1259P - Gefitinib for non-small cell lung cancer (NSCLC) with minor EGFR mutations: a retrospective study from the North East Japan study group (NEJ)

Date 29 September 2012
Event ESMO Congress 2012
Session Poster presentation I
Topics Anticancer agents
Non-small-cell lung cancer
Biological therapy
Presenter Satoshi Watanabe
Authors S. Watanabe1, H. Yoshizawa1, M. Maemondo2, A. Inoue3, S. Sugawara4, H. Isobe5, M. Harada6, Y. Ishii7, K. Hagiwara8, K. Kobayashi9
  • 1Bioscience Medical Research Center, Niigata University Medical and Dental Hospital, 9518520 - Niigata-City/JP
  • 2Department Of Respiratory Medicine, Miyagi Cancer Center, 981-1293 - Natori/JP
  • 3Department Of Respiratory Medicine, Tohoku University, JP-980-8575 - Sendai/JP
  • 4Department Of Respiratory Medicine, Sendai Kousei Hospital, Sendai/JP
  • 5Clinical Oncology, KKR Sapporo Medical Center, 062-0931 - Sapporo/JP
  • 6Department Of Pulmonary Disease, National Hospital Organization Hokkaido Cancer Center, Sapporo/JP
  • 7Department Of Pulmonary Medicine And Clinical Immunology, Dokkyo Medical University School of Medicine, Mibu/JP
  • 8Department Of Respiratory Medicine, Saitama Medical University, Saitama/JP
  • 9Respiratory Medicine, Saitama International Medical Center, 350-1298 - Saitama/JP



In NSCLC, the sensitive mutations of epidermal growth factor receptor (EGFR), such as exon 19 deletion and L858R point mutation, are predictors of response to EGFR tyrosine kinase inhibitors (TKIs). However, it is still uncertain whether minor EGFR mutations are associated with sensitivity to EGFR-TKIs.

Materials and methods

Retrospective review of 221 EGFR mutated (exon 19 deletion, L858R, G719X and L861Q) patients who were treated with gefitinib in a NEJ002 study was performed. We identified 7 patients with G719X and 3 patients with L861Q.

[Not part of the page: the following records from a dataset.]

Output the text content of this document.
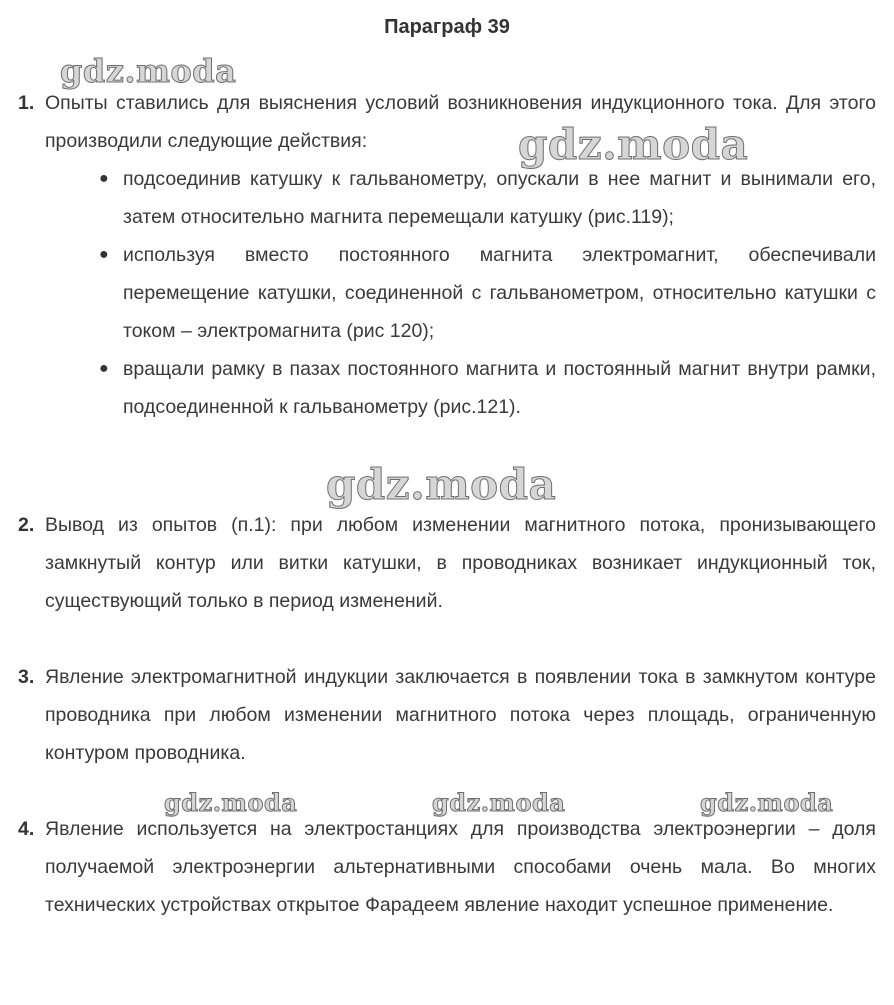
Параграф 39
1. Опыты ставились для выяснения условий возникновения индукционного тока. Для этого производили следующие действия:
● подсоединив катушку к гальванометру, опускали в нее магнит и вынимали его, затем относительно магнита перемещали катушку (рис.119);
● используя вместо постоянного магнита электромагнит, обеспечивали перемещение катушки, соединенной с гальванометром, относительно катушки с током – электромагнита (рис 120);
● вращали рамку в пазах постоянного магнита и постоянный магнит внутри рамки, подсоединенной к гальванометру (рис.121).
2. Вывод из опытов (п.1): при любом изменении магнитного потока, пронизывающего замкнутый контур или витки катушки, в проводниках возникает индукционный ток, существующий только в период изменений.
3. Явление электромагнитной индукции заключается в появлении тока в замкнутом контуре проводника при любом изменении магнитного потока через площадь, ограниченную контуром проводника.
4. Явление используется на электростанциях для производства электроэнергии – доля получаемой электроэнергии альтернативными способами очень мала. Во многих технических устройствах открытое Фарадеем явление находит успешное применение.
gdz.moda
gdz.moda
gdz.moda
gdz.moda	gdz.moda	gdz.moda
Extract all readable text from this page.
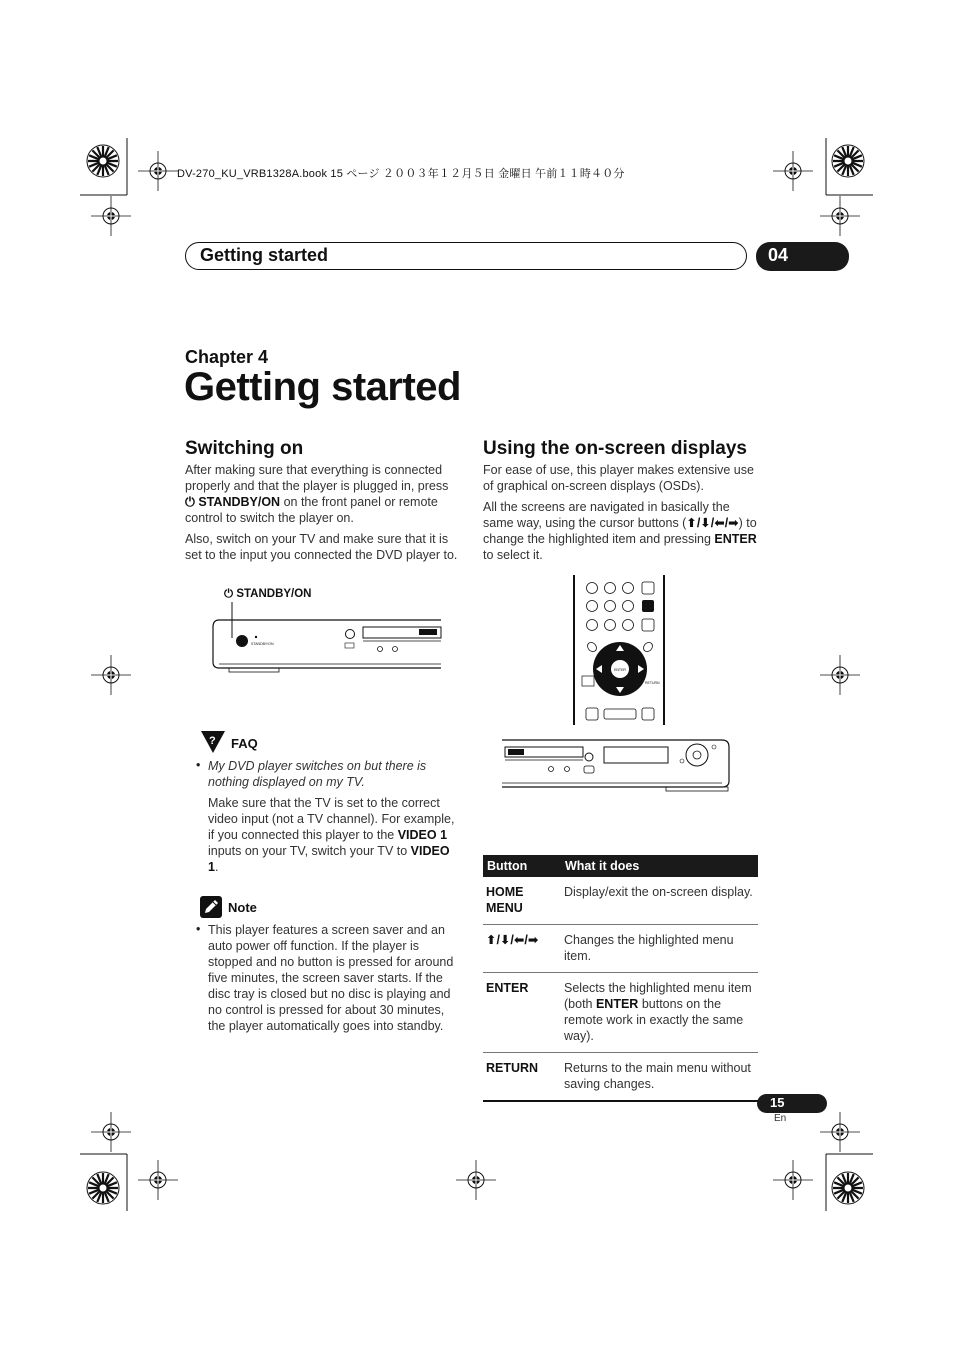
DV-270_KU_VRB1328A.book 15 ページ ２００３年１２月５日 金曜日 午前１１時４０分
Getting started	04
Chapter 4
Getting started
Switching on
After making sure that everything is connected properly and that the player is plugged in, press ⏻ STANDBY/ON on the front panel or remote control to switch the player on.
Also, switch on your TV and make sure that it is set to the input you connected the DVD player to.
⏻ STANDBY/ON
STANDBY/ON
? FAQ
• My DVD player switches on but there is nothing displayed on my TV.
Make sure that the TV is set to the correct video input (not a TV channel). For example, if you connected this player to the VIDEO 1 inputs on your TV, switch your TV to VIDEO 1.
Note
• This player features a screen saver and an auto power off function. If the player is stopped and no button is pressed for around five minutes, the screen saver starts. If the disc tray is closed but no disc is playing and no control is pressed for about 30 minutes, the player automatically goes into standby.
Using the on-screen displays
For ease of use, this player makes extensive use of graphical on-screen displays (OSDs).
All the screens are navigated in basically the same way, using the cursor buttons (⬆/⬇/⬅/➡) to change the highlighted item and pressing ENTER to select it.
ENTER
RETURN
Button	What it does
HOME MENU	Display/exit the on-screen display.
⬆/⬇/⬅/➡	Changes the highlighted menu item.
ENTER	Selects the highlighted menu item (both ENTER buttons on the remote work in exactly the same way).
RETURN	Returns to the main menu without saving changes.
15
En
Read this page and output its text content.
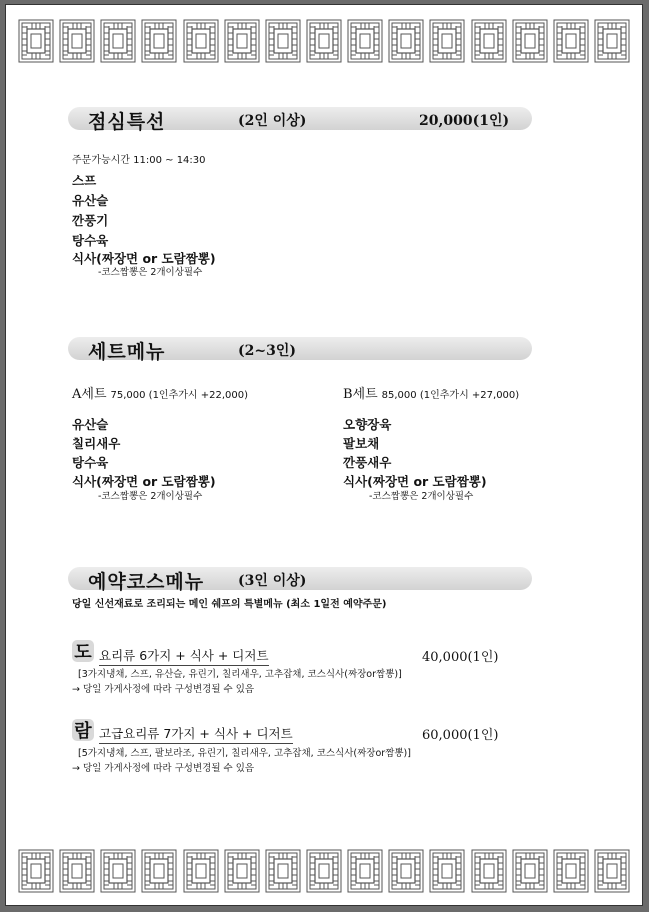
점심특선	(2인 이상)	20,000(1인)
주문가능시간 11:00 ~ 14:30
스프
유산슬
깐풍기
탕수육
식사(짜장면 or 도람짬뽕)
-코스짬뽕은 2개이상필수
세트메뉴	(2~3인)
A세트 75,000 (1인추가시 +22,000)
유산슬
칠리새우
탕수육
식사(짜장면 or 도람짬뽕)
-코스짬뽕은 2개이상필수
B세트 85,000 (1인추가시 +27,000)
오향장육
팔보채
깐풍새우
식사(짜장면 or 도람짬뽕)
-코스짬뽕은 2개이상필수
예약코스메뉴 (3인 이상)
당일 신선재료로 조리되는 메인 쉐프의 특별메뉴 (최소 1일전 예약주문)
도 요리류 6가지 + 식사 + 디저트	40,000(1인)
[3가지냉채, 스프, 유산슬, 유린기, 칠리새우, 고추잡채, 코스식사(짜장or짬뽕)]
→ 당일 가게사정에 따라 구성변경될 수 있음
람 고급요리류 7가지 + 식사 + 디저트	60,000(1인)
[5가지냉채, 스프, 팔보라조, 유린기, 칠리새우, 고추잡채, 코스식사(짜장or짬뽕)]
→ 당일 가게사정에 따라 구성변경될 수 있음
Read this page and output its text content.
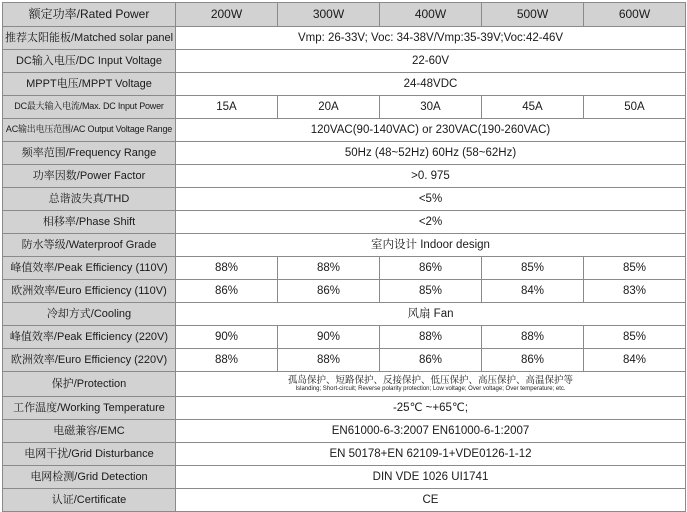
额定功率/Rated Power	200W	300W	400W	500W	600W
推荐太阳能板/Matched solar panel	Vmp: 26-33V; Voc: 34-38V/Vmp:35-39V;Voc:42-46V				
DC输入电压/DC Input Voltage	22-60V				
MPPT电压/MPPT Voltage	24-48VDC				
DC最大输入电流/Max. DC Input Power	15A	20A	30A	45A	50A
AC输出电压范围/AC Output Voltage Range	120VAC(90-140VAC) or 230VAC(190-260VAC)				
频率范围/Frequency Range	50Hz (48~52Hz) 60Hz (58~62Hz)				
功率因数/Power Factor	>0. 975				
总谐波失真/THD	<5%				
相移率/Phase Shift	<2%				
防水等级/Waterproof Grade	室内设计 Indoor design				
峰值效率/Peak Efficiency (110V)	88%	88%	86%	85%	85%
欧洲效率/Euro Efficiency (110V)	86%	86%	85%	84%	83%
冷却方式/Cooling	风扇 Fan				
峰值效率/Peak Efficiency (220V)	90%	90%	88%	88%	85%
欧洲效率/Euro Efficiency (220V)	88%	88%	86%	86%	84%
保护/Protection	孤岛保护、短路保护、反接保护、低压保护、高压保护、高温保护等
Islanding; Short-circuit; Reverse polarity protection; Low voltage; Over voltage; Over temperature; etc.				

工作温度/Working Temperature	-25℃ ~+65℃;				
电磁兼容/EMC	EN61000-6-3:2007 EN61000-6-1:2007				
电网干扰/Grid Disturbance	EN 50178+EN 62109-1+VDE0126-1-12				
电网检测/Grid Detection	DIN VDE 1026 UI1741				
认证/Certificate	CE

Among 10 patients harboring minor EGFR mutations (G719X or L861Q), 5 patients were treated with gefitinib as the 1st line treatment, and 5 patients were treated with carboplatin/paclitaxel as the 1st line chemotherapy, and then received gefitinib as the 2nd line treatment. Only 2 patients showed PR, 4 achieved SD, and 4 had PD with gefitinib treatment. The overall response rate was 20% and the disease control rate was 60%. The overall survival (OS) from enrollment was significantly shorter in patients with minor mutations (median OS, 12 months (95% CI, 5.8 - 30.5)) compared to patients with 19 deletion or L858R (median OS, 28 months (95% CI, 24.1 – 33.2), P = 0.0057). Tendency of longer progression free survival and OS were observed in minor EGFR mutation patients who received carboplatin/paclitaxel as the 1st line treatment (median PFS, 5.3 months (95% CI, 3.7 – 8.9) and median OS, 22.8 months (95% CI, 9.9 – 41.8)) compared to those who were treated with gefitinib as the 1st line treatment (median PFS, 2.2 months (95% CI, 0.5 – 10.6), P = 0.997 and median OS, 11.9 months (95% CI, 5.8 – 22.6), P = 0.1021).


Our results indicate that NSCLC patients with G719X or L861Q minor EGFR mutations are less responsive to gefitinib than those with 19 deletion or L858R.


All authors have declared no conflicts of interest.